In most cases, CO emissions limits are also specified. H2S is much easier to burn than CO. H2S autoignition temperature is 529ºF (276ºC) whereas for CO it is 1166ºF (630ºC). Emissions of CO are typically not guaranteed by an oxidiser manufacturer unless the operating temperature is above 1400ºF (760ºC). As with any combustion system, the higher the operating temperature, the lower the CO emissions. However, the higher the operating temperature, the higher the NOx emissions.

Low NOx fired heater burner technology is frequently confused with the capability of a thermal oxidiser burner. Can ultra-low NOx burner technology for fired heaters be applied to thermal oxidisers? The short answer to this question is, “no”. At UOP Callidus, thermal oxidiser burners are designed by the engineers in the Thermal Oxidiser Division, not the fired heater Burner Division. This is because the two types of burners are so different. Fired heater burners are sufficiently repetitive in design that they are assigned model numbers. However, this is not the case with the widely varying applications in the thermal oxidiser division. While a fired heater compared to a thermal oxidiser/waste heat boiler system may seem to be virtually the same, this is not the case. This is especially true in regard to NOx emissions and hydrocarbon destruction efficiency. This is easy to understand when one considers that the primary purpose of a fired heater is to increase the temperature of a process fluid, while the primary purpose of a thermal oxidiser is to provide high destruction efficiency of a combustible waste. The waste heat boiler in a thermal oxidiser system fulfils a secondary purpose. The boiler is an insignificant factor in the design of a thermal oxidiser burner and oxidizing chamber while the design of the burner is critical to fired heater design.

High destruction efficiency of waste hydrocarbons cannot be achieved unless the flue gas is maintained at a high temperature for 1 second in a refractory lined chamber before contact with the waste heat boiler. For this reason, the burner flame in a thermal oxidiser cannot be located close to the boiler tubes. However, in a fired heater, the heat transfer surfaces must be close to the flame in order to efficiently heat the process fluid.

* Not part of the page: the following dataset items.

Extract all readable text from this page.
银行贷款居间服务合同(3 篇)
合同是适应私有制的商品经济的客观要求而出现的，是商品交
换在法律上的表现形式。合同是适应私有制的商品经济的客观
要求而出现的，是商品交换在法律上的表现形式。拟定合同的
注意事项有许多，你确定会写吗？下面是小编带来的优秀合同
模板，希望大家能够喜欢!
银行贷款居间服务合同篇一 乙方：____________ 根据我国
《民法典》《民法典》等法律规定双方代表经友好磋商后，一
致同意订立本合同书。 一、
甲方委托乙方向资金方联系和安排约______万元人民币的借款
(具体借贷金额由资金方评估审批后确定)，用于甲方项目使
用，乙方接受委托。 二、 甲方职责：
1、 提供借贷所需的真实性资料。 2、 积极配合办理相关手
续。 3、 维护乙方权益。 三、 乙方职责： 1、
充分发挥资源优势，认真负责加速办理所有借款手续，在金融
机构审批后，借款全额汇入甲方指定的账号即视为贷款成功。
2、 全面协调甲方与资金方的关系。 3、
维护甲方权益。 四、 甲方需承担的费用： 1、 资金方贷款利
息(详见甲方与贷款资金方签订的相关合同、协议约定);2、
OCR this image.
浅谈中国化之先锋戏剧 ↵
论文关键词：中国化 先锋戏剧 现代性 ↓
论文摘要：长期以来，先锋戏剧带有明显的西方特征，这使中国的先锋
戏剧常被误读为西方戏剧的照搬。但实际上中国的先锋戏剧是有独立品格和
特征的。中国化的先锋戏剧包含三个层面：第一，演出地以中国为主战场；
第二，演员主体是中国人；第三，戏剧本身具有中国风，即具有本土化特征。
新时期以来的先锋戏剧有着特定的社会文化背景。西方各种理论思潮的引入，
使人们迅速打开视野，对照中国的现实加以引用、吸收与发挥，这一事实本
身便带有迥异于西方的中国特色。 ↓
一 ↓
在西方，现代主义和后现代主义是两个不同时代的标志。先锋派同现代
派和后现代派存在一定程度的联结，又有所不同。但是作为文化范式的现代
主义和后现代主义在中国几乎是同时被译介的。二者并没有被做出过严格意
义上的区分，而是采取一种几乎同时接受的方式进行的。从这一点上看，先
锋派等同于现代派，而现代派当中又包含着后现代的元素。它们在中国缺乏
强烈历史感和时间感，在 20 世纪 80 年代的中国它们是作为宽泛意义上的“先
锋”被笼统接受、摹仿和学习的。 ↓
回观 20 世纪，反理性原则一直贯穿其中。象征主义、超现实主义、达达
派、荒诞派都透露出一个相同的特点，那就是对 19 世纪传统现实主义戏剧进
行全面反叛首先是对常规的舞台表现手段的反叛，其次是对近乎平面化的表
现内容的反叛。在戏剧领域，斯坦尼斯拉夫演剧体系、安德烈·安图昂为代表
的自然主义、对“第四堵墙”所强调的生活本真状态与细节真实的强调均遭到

Recent advances in ultra low NOx burner technology for fired heaters have focused on reducing the flame temperature via flue gas recirculation. The cool heat transfer surfaces near the flame in a fired heater burner make this method of thermal NOx reduction possible. However, this method is not possible in a thermal oxidiser where the entire combustion chamber is refractory lined and thus cool flue gas for recirculation into the burner is not available.

The only way to employ flue gas recirculation for NOx reduction in a thermal oxidiser is external to the burner and oxidiser chamber. This is commonly known as, “external flue gas recirculation”. A slip stream of the flue gas downstream of the boiler can be recirculated back to the burner via a recycle fan. However, the ducting, electrical power usage, larger plot space required and more complicated burner make this approach quite expensive and therefore rare.

The NOx emissions from a thermal oxidiser will depend on various factors such as the allowable CO emission limit, the CO content in the tail gas, the fuel gas composition, the waste gas composition and burner design. Typically, the NOx emissions will range from 0.06 to 0.1 pound of NOx per 1,000,000 Btu of heat released.

Although flue gas recirculation cannot be used to lower NOx emissions, UOP Callidus has developed a “tool kit” of thermal oxidiser burner design techniques over the years. All these methods involve a way to lower the flame temperature and may include such things as staged fuel gas combustion, water injection and steam injection. These techniques have been used for many years by several companies. UOP Callidus also has several other proprietary techniques to reduce NOx levels. These designs involve the various ways that tail gas can be used to cool the flame. Care must be taken in how tail gas is used to cool the flame. If the flame is cooled too much, CO emissions may increase. Experience, coupled with computational fluid dynamic modelling can result in designs that can lower NOx by 10 to 20%.

Due to the presence of SOx in the flue gas, care must be taken to prevent the steel shell of the oxidiser from getting below the dew point of the acid gas. Sulphuric acid can condense at very high temperature in flue gas. The acid gas dew point in the flue gas from a sulphur tail gas incinerator is typically between 300 and 350ºF (177ºC). Since thermal oxidisers are typically carbon steel with a castable (or brick) refractory lining, care must be taken to keep the steel temperature about 50ºF (28ºC) above the dew point in order to avoid corrosion from condensing acid gas. If it is not possible to keep the steel hot enough, a coal tar mastic lining or other high temperature acid resistant paint can be applied to the internal surface of the carbon steel shell before the refractory is installed. Although coatings are helpful, it only takes a small imperfection in the coating to allow acid to penetrate and cause corrosion. Therefore, maintaining the temperature of the steel above the dew point is the most reliable approach to corrosion prevention.